M!CporCoimbra

2006/07/15

Diálogos_1 do MIC/Coimbra: Intervenção de Elísio Estanque

Elísio Estanque, Professor de Sociologia da Faculdade de Economia da Universidade de Coimbra e Investigador do Centro de Estudos Sociais, é membro da Comissão Coordenadora do MIC/Coimbra. Transcreve-se o texto que preparou sobre a sua intervenção no Debate.

Para Reinventar a Democracia e a Cidadania

Perante questões tão comuns e tão abrangentes como as que titulam este texto, não é fácil acrescentar algo de radicalmente novo. São temas que já suscitaram tanta controvérsia ao longo da história que se torna difícil ser inovador.

A democracia grega, embora apoiada numa concepção restrita e elitista de cidadania, continha, apesar disso, elementos comunitaristas e participativos em que, no espaço da polis, o autogoverno e o princípio da rotatividade eram estimulados. Formas de democracia representativa e também de democracia participativa tiveram aí a sua génese. Mas também foi aí que os demagogos (como Cléon) mostraram pela primeira vez o perigo do populismo e os efeitos nefastos da retórica, na sua capacidade de perverter a democracia e de manipulação da vontade popular.

Com o advento da modernidade, porém, a democracia liberal (e o correlativo conceito de cidadania restrita e individual, limitada, na prática, ao direito de voto) que se impôs no mundo ocidental apoiou-se na racionalidade individualista, em ruptura com as formas clássicas de participação. A busca de consenso, ao longo dos séculos XIX e XX, assentou numa tirania da razão economicista. O consenso burguês estruturou-se largamente em torno da recusa da ideia marxista de revolução e da utopia socialista. Primeiro, com base no puro princípio mercantilista, e mais tarde (no período do pós-guerra) apoiado na acção estatal, promoveu um contrato social que resultou no apaziguamento das lutas operárias e na institucionalização da democracia representativa, tornado o modelo universal, sobretudo com o triunfo do Estado-providência europeu.

Este modelo hegemónico assentou em 2 pressupostos: por um lado, a necessidade de retirar qualquer papel à mobilização de massas e à acção colectiva na construção democrática; e por outro, a sobrevalorização dos mecanismos de representação numa espécie de solução elitista para a democracia moderna.

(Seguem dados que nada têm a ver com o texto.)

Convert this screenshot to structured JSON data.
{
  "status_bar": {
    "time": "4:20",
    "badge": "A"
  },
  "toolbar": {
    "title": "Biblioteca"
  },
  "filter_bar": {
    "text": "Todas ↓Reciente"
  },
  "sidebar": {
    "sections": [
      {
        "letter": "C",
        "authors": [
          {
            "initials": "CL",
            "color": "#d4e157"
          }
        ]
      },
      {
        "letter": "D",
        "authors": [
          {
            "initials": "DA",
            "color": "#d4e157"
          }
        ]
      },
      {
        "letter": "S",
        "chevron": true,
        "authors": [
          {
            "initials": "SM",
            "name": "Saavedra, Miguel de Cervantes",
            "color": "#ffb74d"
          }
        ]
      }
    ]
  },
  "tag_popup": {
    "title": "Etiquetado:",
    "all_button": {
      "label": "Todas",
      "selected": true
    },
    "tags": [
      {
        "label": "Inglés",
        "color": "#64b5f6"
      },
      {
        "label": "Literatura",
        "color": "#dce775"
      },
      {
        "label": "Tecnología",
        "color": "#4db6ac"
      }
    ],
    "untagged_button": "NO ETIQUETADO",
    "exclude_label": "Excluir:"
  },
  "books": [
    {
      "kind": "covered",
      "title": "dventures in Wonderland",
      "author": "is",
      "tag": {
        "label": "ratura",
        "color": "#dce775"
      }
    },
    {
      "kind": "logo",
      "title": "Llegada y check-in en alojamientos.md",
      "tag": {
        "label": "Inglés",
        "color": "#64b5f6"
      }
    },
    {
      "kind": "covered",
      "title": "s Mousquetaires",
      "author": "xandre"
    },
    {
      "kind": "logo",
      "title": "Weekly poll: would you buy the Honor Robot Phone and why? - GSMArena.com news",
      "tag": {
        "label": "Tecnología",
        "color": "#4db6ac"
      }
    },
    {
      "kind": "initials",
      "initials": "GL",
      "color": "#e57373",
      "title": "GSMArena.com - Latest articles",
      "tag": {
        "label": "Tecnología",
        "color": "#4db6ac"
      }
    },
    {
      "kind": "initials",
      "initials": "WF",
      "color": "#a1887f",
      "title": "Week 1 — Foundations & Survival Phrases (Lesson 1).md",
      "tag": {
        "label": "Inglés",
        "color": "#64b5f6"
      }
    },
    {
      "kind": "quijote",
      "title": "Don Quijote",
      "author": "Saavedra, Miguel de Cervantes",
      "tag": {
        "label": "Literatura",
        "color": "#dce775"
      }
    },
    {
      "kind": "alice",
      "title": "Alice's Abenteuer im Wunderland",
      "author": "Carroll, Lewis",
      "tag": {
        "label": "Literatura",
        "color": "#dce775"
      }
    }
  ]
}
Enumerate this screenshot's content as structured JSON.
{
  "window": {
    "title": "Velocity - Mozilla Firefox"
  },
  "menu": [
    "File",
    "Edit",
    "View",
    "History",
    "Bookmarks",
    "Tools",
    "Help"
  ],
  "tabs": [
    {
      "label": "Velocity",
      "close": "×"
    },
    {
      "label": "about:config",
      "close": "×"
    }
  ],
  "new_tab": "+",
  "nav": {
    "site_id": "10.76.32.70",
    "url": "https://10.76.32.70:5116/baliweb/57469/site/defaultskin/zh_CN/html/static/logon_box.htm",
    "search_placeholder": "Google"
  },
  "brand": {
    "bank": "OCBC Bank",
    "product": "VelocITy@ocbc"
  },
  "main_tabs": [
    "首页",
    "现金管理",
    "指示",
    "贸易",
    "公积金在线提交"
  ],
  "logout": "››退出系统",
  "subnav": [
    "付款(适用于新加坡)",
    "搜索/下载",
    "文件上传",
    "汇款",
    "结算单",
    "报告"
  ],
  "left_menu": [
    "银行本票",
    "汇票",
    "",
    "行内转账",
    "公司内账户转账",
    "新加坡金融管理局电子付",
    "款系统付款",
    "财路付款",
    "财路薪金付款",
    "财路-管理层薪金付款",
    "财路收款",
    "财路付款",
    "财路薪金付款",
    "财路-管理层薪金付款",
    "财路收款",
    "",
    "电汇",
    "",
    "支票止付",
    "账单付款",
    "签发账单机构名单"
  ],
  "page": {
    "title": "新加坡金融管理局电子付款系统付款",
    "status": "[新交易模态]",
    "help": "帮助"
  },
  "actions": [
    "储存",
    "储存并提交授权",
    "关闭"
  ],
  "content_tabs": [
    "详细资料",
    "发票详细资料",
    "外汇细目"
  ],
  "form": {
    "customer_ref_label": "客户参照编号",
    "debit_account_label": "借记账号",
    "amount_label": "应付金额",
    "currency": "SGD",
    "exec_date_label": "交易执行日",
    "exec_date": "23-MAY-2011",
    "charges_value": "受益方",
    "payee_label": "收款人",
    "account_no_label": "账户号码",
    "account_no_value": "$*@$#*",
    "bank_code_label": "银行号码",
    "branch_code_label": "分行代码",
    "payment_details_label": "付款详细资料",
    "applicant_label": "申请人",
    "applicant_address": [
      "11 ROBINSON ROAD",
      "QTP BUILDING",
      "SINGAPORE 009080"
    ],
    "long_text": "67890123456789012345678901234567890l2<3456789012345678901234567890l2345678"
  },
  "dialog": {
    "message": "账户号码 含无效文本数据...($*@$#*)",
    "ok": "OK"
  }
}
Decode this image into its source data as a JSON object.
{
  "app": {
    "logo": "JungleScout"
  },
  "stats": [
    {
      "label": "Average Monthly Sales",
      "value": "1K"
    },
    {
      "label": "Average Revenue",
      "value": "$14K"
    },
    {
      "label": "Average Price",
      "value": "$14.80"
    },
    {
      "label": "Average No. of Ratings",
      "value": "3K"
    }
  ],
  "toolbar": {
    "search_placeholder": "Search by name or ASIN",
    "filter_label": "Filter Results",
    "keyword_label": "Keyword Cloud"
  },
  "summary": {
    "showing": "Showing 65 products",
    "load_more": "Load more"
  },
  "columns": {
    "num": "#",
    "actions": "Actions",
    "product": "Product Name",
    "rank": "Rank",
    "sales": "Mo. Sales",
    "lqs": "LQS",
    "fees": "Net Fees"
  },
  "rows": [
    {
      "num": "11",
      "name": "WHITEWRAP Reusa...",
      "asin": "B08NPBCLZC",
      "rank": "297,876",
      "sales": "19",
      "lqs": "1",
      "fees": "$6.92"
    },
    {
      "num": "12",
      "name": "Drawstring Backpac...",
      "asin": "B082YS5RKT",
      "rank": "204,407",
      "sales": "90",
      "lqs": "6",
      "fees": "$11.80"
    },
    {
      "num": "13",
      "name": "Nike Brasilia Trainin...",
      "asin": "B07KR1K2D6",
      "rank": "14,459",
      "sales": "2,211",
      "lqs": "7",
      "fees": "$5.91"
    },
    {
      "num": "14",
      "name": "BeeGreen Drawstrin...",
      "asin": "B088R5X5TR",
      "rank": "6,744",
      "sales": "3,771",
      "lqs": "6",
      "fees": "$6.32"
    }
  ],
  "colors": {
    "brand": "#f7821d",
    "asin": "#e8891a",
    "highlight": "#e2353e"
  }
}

Na perspectiva liberal (Hans Kelsen, Schumpeter, N. Bobbio e outros), a tomada de decisões não pode contemplar a soberania popular na medida em que, segundo tal ponto de vista, as camadas populares cedem a impulsos irracionais e, em política, comportam-se de maneira quase infantil. A ideia de incapacidade do povo e de inoperância de formas de cidadania activa baseou-se ainda no poder atribuído à burocracia (M. Weber, R. Michels, etc). Quer porque a complexidade social era cada vez maior e exigia, por isso, que os procedimentos decisórios fossem assegurados pelos eleitos, quer porque seria inevitável uma crescente perda de controlo das instituições democráticas, entregues a regulamentos impessoais e aos burocratas especialistas no seu manuseamento. Assim, uma concepção de soberania ascendente, ou seja, o controlo dos governos pelos governados, cedeu o passo à ideia de uma soberania descendente, isto é, o controlo dos governados pela burocracia. Trata-se, portanto, de uma lei de bronze que remete o povo, e mesmo as bases dos partidos políticos, para a sua inelutável condição submissa e conformista.

Seja como for, mesmo as visões mais optimistas acerca da gestão burocrática das instituições, perceberam a dificuldade destas em lidar com a criatividade. De facto, o sistema burocrático tende a responder uniformemente a problemas diferenciados e, dessa forma, vê-se impedido de encontrar soluções plurais para sistemas que contém no seu seio uma vasta diversidade de saberes e conhecimentos. E é aí que reside a necessidade de proceder a arranjos participativos, ainda que num quadro institucional fundado na legitimidade da representação.

As condições de exercício da democracia participativa podem, assim, assumir-se como o tónico necessário capaz de evitar a esclerose vertiginosa em que repetidamente se deixam enredar os consensos da democracia representativa, em especial na sua versão mais liberal e elitista. Dito de outro modo, as oligarquias instaladas nos sistemas democráticos representativos – e nas burocracias que lhes dão suporte – só podem ser combatidas com base em formas de participação democrática que recuperem o princípio da «autorização» através da rotatividade. A renovação das estruturas dirigentes deverá ser um primeiro requisito para a revitalização da democracia e para a credibilidade da política.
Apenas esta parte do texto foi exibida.